Le lendemain, une ribambelle d’éditorialistes visiblement habités par l’esprit munichois, par des pudeurs de gazelle, ont avancé que le geste n’était pas nazi. Bref, on a eu droit, c’est un constat, à une énième valse de sophistes.
Le geste en question ayant été filmé, des réseaux télés de la Vieille Europe ont donc demandé qu’en était-il à Johann Chapoutot, historien français réputé pour être un des grands spécialistes mondiaux de la culture nazie, de sa théâtralité ciselée en son temps par Joseph Goebbels.
Sa réponse fut la suivante : « Le bras tendu, avec cette inclinaison, le plat de la main parfait, c’est de fait effectivement un salut nazi.
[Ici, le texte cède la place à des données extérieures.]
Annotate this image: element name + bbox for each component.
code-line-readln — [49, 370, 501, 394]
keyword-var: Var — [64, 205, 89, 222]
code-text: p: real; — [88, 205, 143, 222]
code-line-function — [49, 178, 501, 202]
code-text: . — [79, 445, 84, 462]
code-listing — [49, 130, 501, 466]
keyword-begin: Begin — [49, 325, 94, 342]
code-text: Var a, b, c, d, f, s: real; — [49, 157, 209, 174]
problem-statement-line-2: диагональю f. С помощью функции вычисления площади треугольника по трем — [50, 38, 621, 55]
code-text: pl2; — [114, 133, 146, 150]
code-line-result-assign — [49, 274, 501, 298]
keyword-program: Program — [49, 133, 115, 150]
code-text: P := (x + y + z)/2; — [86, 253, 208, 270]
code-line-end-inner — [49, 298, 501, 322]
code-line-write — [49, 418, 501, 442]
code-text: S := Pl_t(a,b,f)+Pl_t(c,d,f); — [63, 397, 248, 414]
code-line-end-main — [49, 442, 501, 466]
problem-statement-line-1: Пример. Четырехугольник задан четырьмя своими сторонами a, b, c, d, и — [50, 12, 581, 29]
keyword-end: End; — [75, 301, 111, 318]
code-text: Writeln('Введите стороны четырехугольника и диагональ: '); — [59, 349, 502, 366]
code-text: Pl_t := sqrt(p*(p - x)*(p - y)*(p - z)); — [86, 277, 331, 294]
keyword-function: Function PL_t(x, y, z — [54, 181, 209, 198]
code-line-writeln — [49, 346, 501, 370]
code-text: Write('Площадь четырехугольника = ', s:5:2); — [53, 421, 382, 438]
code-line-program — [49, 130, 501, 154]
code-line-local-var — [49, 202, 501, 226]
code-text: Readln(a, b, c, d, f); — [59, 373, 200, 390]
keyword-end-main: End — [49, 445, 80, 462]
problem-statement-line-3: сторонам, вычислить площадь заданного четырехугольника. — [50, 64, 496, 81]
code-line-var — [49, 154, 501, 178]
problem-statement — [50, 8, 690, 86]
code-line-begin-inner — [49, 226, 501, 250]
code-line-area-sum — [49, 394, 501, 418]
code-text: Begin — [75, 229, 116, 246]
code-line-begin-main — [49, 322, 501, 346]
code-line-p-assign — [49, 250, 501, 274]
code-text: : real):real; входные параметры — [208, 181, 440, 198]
Ensuite, la défense qui consiste à dire on exagère, on s’est trompé, fait partie de la provocation du message initial qui permet d’incriminer et d’inculper la bien-pensance, les droits de-l’hommiste (…) Monsieur Musk, et il le dit, est ouvertement d’extrême droite. »
On en douterait encore, qu’il suffira de rappeler que dans les jours précédents l’intronisation de Trump, cet homme né en Afrique du Sud alors que sévissait encore l’apartheid hérité de cette ségrégation tant admirée par Hitler, a servi de faire-valoir, trois heures durant par le biais de son réseau X, aux idées du parti d’extrême droite Alternative pour l’Allemagne (AfD) et de sa patronne Alice Weidel, petite-fille d’un mandarin nazi.
Dans les jours qui ont suivi l’assemblée au Madison Square Garden, Musk est intervenu pour une quatrième fois dans la campagne électorale qui a cours en Allemagne lors d’un meeting de l’AfD. Aux partisans de ce mouvement, le patron de Tesla, a martelé : « […] je pense que vous êtes vraiment le meilleur espoir de l’Allemagne ».
Musk encore : « Il est bon d’être fier de la culture allemande, des valeurs allemandes et de ne pas les perdre dans une sorte de multiculturalisme qui dilue tout.» Mais retenons surtout ce commentaire : « L’accent est trop mis sur la culpabilité du passé et nous devons aller au-delà de cela. »
On voudrait ramener le devoir de mémoire introduit par le cher Primo Levi en 1947 en une bagatelle de l’Histoire, que l’on ne dirait pas autrement.
Le vieux râleur qu’était le philosophe allemand Arthur Schopenhauer avait noté en son temps que contrairement à ce que pensaient au XIXe siècle ses contemporains ,« l’Histoire se répète, mais autrement. »
Passons à l’illustration de ce commentaire en s’appuyant sur les gestes posés par le duo Trump-Musk depuis le 21 janvier.
Une agression frontale
À peine installé, Trump a fait ce que font tous les autocrates une fois les cordes du pouvoir entre leurs mains : s’attaquer à l’information pour mieux la prendre en otage. Il a donc poursuivi ABC, CBS et a surtout commandé un bouleversement passé trop inaperçu.
En effet, le 1er février dernier, il s’en est pris au New York Times, NBC News, NPR et Politico. Qu’a-t-il fait ? Il leur a interdit l’accès à ce qu’au Pentagone on appelle le « Corridor des correspondants », soit l’ensemble des bureaux qu’occupent les journalistes chargés de couvrir la plus grosse administration de l’État et son énorme budget.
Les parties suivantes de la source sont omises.